Toni Nadal a toujours visé haut et regardé loin. Sous sa férule (l’expression est ici employée à dessein), Rafael Nadal n’a cessé de faire évoluer son jeu, de s’améliorer. Simple «terrien», joueur uniquement défensif, qui doit la moitié de son palmarès au seul fait qu’il soit gaucher, qui va rapidement «casser» physiquement; les Nadal n’ont cessé de travailler pour combattre les clichés et donner tort à leurs contempteurs.

Au panthéon des coaches

«Leur mode par défaut est le pessimisme, qui est parfois pris pour de la fausse modestie mais qui a duré trop longtemps pour n’être qu’une façade», écrit Christopher Clarey, fin observateur du tennis, dans le New York Times. Cet art de l’humilité déterminée a fait de Toni Nadal un coach aussi ambigu que Richard Williams (avec ses deux filles, Venus et Serena), aussi fusionnel que Lennart Bergelin et Björn Borg, aussi récompensé que Tony Roche (avec Lendl, Rafter, Hewitt, Federer).
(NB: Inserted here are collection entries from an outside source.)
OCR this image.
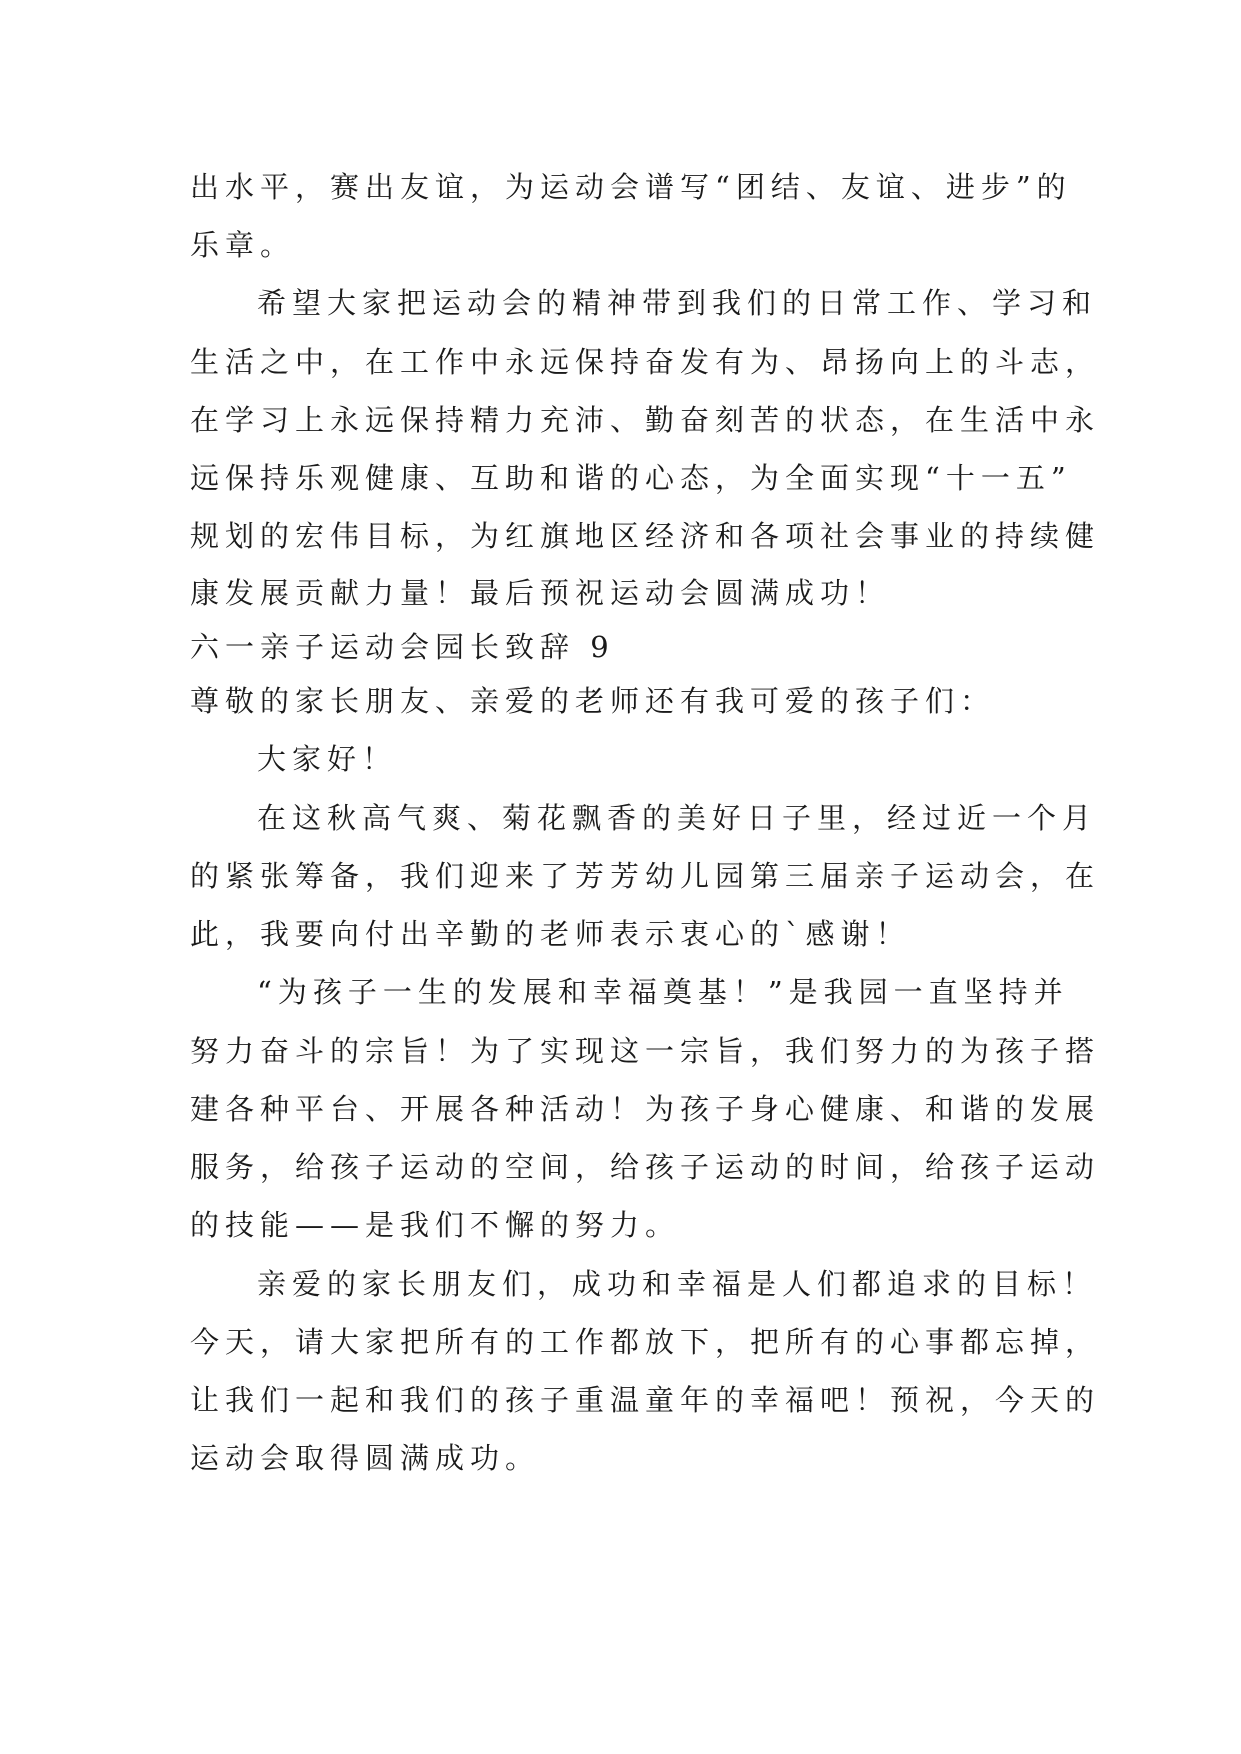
出水平，赛出友谊，为运动会谱写“团结、友谊、进步”的
乐章。
希望大家把运动会的精神带到我们的日常工作、学习和
生活之中，在工作中永远保持奋发有为、昂扬向上的斗志，
在学习上永远保持精力充沛、勤奋刻苦的状态，在生活中永
远保持乐观健康、互助和谐的心态，为全面实现“十一五”
规划的宏伟目标，为红旗地区经济和各项社会事业的持续健
康发展贡献力量！最后预祝运动会圆满成功！
六一亲子运动会园长致辞 9
尊敬的家长朋友、亲爱的老师还有我可爱的孩子们：
大家好！
在这秋高气爽、菊花飘香的美好日子里，经过近一个月
的紧张筹备，我们迎来了芳芳幼儿园第三届亲子运动会，在
此，我要向付出辛勤的老师表示衷心的`感谢！
“为孩子一生的发展和幸福奠基！”是我园一直坚持并
努力奋斗的宗旨！为了实现这一宗旨，我们努力的为孩子搭
建各种平台、开展各种活动！为孩子身心健康、和谐的发展
服务，给孩子运动的空间，给孩子运动的时间，给孩子运动
的技能——是我们不懈的努力。
亲爱的家长朋友们，成功和幸福是人们都追求的目标！
今天，请大家把所有的工作都放下，把所有的心事都忘掉，
让我们一起和我们的孩子重温童年的幸福吧！预祝，今天的
运动会取得圆满成功。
Une seule fois, bien obligé, il a dérogé à sa légendaire discrétion. En juin dernier, lorsque «Rafa» gagna son dixième Roland-Garros, les organisateurs lui firent un trophée spécial et chargèrent l’oncle de venir le remettre sur le court. Le neveu se fit un malin plaisir à l’obliger à rester en pleine lumière. Juste retour des choses, aussi bien pour la lumière que pour la malice.

Lire aussi: Rafael Nadal remporte sa «decima» à Roland-Garros

Certains reprochent à Toni d’avoir usé de pressions psychologiques, jouant de la naïveté, voire de la crédulité de Rafael enfant, de ses doutes et de ses peurs. A l’entraînement, il s’ingéniait à le frustrer (le laissant presque gagner avant de le battre finalement), à lui imposer des balles trop molles et des terrains pourris.

«Il l’a systématiquement sorti de sa zone de confort», témoigne Marc Rosset. Il voulait le rendre fort, dans son corps comme dans sa tête. Il était dur, «le plus sévère qu’on puisse imaginer, admet Rafael Nadal dans son autobiographie. Il me mettait une pression très forte, usait d’un langage brutal, criait souvent; j’avais peur de lui.»

Une transition en douceur

Toni Nadal l’avoue: il ne parvient pas à être aussi dur avec ses propres enfants. Mais «Rafa» était réceptif, doué et lui voue une confiance aveugle. Avec la bénédiction du père, qui salarie Toni dans l’entreprise familiale.

Ces dernières semaines, oncle et neveu se sont efforcés de dédramatiser le moment. «Ce n’est pas mon dernier match avec lui», a répété Rafael Nadal, ajoutant qu’il avait trois coaches et qu’il lui en reste deux. Dont Carlos Moya, le modèle du neveu devenu l’héritier de l’oncle.

«A Roland-Garros, se souvient Marc Rosset, il frappait déjà ses revers beaucoup plus fort et plus à plat et se tenait plus haut en retour. Avec le recul, je me demande s’il ne préparait pas déjà la saison sur dur. Et ça, à mon avis, c’est déjà la patte de Carlos Moya.»

Toujours visionnaire et manipulateur, Toni Nadal a parfaitement préparé la suite. Comme un oncle qui apprend à son neveu à faire du vélo et lui fait croire qu’il le tient solidement alors qu’il a déjà ôté les petites roulettes.